The heat is on: Teenage skin cancer rates are on the up. Are bargain holidays to blame?
The Sunday Times 18 August 2013
Phoebe Drinkwater, a 22-year-old music graduate, grew up holidaying in the hottest parts of America, Australia and the Mediterranean. She admits she stopped using sunblock when her parents assumed she was old enough not to need telling. Although not a sunbather, she got burnt on numerous occasions and, at 19, developed an ugly purple mole on her arm. Ironically, despite the fact that the mole rapidly grew to the size of a chickpea and bled copiously when damaged, her biggest problem was getting any doctor to believe her instinct that it was something nasty.

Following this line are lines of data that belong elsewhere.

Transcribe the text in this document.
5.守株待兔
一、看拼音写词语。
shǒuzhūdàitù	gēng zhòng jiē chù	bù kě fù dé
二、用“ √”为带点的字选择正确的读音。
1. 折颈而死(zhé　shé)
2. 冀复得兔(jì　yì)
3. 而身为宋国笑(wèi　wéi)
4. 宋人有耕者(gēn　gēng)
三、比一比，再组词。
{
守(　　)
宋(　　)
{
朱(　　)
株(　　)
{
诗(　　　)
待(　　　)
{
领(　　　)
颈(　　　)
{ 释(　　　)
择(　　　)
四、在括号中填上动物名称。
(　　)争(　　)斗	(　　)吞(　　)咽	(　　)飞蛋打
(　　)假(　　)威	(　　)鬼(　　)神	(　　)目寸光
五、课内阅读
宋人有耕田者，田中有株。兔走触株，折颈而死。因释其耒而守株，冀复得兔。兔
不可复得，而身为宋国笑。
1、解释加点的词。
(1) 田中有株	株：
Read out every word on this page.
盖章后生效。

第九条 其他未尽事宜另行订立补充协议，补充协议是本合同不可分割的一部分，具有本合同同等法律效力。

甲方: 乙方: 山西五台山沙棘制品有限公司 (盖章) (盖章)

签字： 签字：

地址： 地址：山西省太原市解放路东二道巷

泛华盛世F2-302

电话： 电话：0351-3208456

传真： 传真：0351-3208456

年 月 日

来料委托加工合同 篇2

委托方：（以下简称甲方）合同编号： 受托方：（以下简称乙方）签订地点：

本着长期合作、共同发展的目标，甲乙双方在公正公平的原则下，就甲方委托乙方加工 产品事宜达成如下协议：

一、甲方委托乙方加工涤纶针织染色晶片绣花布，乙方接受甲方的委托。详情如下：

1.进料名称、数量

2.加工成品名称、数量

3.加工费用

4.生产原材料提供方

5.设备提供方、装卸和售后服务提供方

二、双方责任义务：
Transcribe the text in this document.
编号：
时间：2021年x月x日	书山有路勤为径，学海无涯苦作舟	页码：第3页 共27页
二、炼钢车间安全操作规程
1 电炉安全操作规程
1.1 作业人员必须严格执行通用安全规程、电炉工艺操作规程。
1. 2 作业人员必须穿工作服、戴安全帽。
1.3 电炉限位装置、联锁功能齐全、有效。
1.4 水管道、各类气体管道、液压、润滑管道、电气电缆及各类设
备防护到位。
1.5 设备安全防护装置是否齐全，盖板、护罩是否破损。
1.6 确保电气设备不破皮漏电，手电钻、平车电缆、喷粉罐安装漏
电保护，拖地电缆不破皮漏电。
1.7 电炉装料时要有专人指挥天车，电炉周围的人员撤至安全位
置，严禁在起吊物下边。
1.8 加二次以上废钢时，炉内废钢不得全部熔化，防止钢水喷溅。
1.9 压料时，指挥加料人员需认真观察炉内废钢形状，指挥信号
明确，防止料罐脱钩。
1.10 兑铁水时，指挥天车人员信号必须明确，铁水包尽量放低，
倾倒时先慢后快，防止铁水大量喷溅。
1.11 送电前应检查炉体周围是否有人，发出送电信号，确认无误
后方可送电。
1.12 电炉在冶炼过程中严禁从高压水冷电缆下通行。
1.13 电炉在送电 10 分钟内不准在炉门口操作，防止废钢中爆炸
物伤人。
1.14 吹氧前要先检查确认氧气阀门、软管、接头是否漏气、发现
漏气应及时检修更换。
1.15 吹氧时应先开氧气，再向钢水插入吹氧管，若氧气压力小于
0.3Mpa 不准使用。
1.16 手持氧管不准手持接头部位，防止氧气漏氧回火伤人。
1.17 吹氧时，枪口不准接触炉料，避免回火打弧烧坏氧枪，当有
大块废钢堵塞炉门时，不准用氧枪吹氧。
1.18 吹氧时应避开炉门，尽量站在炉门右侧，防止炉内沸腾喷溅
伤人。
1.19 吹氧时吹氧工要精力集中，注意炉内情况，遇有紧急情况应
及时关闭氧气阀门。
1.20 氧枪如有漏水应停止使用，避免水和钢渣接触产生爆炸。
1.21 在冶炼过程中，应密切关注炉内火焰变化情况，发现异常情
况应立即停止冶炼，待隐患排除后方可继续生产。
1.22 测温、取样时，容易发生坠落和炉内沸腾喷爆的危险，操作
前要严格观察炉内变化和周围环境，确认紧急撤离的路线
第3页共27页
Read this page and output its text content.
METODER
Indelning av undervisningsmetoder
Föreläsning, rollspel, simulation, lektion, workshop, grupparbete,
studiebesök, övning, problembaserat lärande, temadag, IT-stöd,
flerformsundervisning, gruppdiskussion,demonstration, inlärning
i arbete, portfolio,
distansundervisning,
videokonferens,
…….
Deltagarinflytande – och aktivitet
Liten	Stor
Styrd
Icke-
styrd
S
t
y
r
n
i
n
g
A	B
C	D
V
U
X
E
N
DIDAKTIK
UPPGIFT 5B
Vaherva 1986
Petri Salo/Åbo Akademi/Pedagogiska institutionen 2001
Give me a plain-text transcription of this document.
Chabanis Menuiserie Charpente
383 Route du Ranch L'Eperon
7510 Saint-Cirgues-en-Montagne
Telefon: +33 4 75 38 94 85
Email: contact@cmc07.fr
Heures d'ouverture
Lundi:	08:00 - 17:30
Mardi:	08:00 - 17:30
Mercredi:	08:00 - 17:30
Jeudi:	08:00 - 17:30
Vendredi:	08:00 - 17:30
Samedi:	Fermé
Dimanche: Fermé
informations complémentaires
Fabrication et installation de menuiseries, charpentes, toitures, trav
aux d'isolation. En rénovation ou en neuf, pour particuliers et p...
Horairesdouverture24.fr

“They kept saying it was nothing to worry about, but when I finally got it checked, they discovered it was an advanced, life-threatening tumour. Then things moved very fast,” she says. The cancer had spread to her armpit. She has had three operations and been left heavily scarred. Having had to postpone her degree course, she now faces check-ups four times a year for the next decade. “If I got sunburnt on holiday, I never gave it a second thought,” she says. “People most definitely should.”
Unfortunately, Drinkwater is not alone. Rates of malignant skin cancer continue to rise, and the disease is showing a sinister new trend of hitting ever younger people. In the past, it could take a lifetime to build up the level of burn-related damage to cause cancer, and it affected mainly outdoor workers. Now, it is increasingly affecting teenagers, and, according to researchers, most of those are from the affluent social classes. The latest data from Public Health England reveal a 75% increase since the late 1980s, with the number of victims under 40 doubling to about 1,300 a year.
This trend has nothing to do with the thinning of the ozone layer, mystery chemicals in the environment or overenthusiastic diagnosis. It is simply down to the budget- airline revolution and our inability to resist bargain sunshine. It is these short bursts of exposure to intense levels of ultraviolet (UV) radiation that are believed to overload skin-repair mechanisms.
A recent research project investigated the behaviour of pale-skinned Danish tourists on a winter holiday in Tenerife. The scientists were dismayed to find that decades of “slip-slop-slap” and “safe in the sun” messages had not made a blind bit of difference. In the study, funded by the European Union, dermatologists monitored the behaviour of 25 apparently sensible volunteers aged 29-51, during a week-long trip to the subtropical Canary Islands. The volunteers agreed to wear wristwatch-style electronic UV monitors, but were otherwise given no instructions. All of them proceeded to strip off as fast as possible, exposing up to 85% of their bodies to as much sun as they could get. All attempted to stay in the sun for most of their waking hours and were prostrate on the beach or at the poolside for 88% of the time, between noon and 3pm. Just over half of them used sunscreen on the first day. Most used sunscreen only after they had been burnt, but dabbed it on so sparingly, it was of little use. However, it still gave them a false sense of protection, as the UV monitors recorded the most dangerous levels of sun exposure when sunscreen had been used. The end result, published earlier this year in the British Journal of Dermatology, was that the group got almost half their annual total UV light exposure in a single week, a colossal burden on skin-repair systems.
“We don’t think our volunteers’ behaviour was very different to any other group of sun-seeking holidaymakers,” says Antony Young, professor of experimental photobiology at King’s College School of Medicine in London, who co-authored the study. “The increase in malignant melanoma in young people may well be due to the rise in them taking cheap flights for short breaks.”
His view is echoed by Tony Chu, professor of dermatology at Imperial College London: “A study in America showed the incidence of melanoma was directly related to the availability of cheap holidays in sunny places,” he says. “If you go to any resort abroad, you can spot a Brit a mile away. They start lily white and rapidly look like boiled lobster. People don’t seem to understand that in strong sunshine, you need factor 50 to prevent burn.”
The Teenage Cancer Trust, which handles many of the 150-200 new cases a year among young adults, believes that most parents are fairly diligent about protecting their children from the sun. “The problem is, once children reach independent adolescence and are meant to put on their own sunscreen, they just don’t bother,” a spokesman said.
Applying sunscreen, however, remains a messy business, and until cosmetic companies develop an effective pill, high levels of melanoma will stay with us. But it is not going to happen quickly. Scenesse, an implantable treatment to stimulate the skin’s protection mechanisms, which is currently under safety review, will be available initially on prescription only to people with severe pigment disorders.
The prevailing view is that using drugs to tinker with skin-signalling pathways in healthy people may well cause more trouble than skin cancer itself. Until then, the message is clear: wear sunscreen.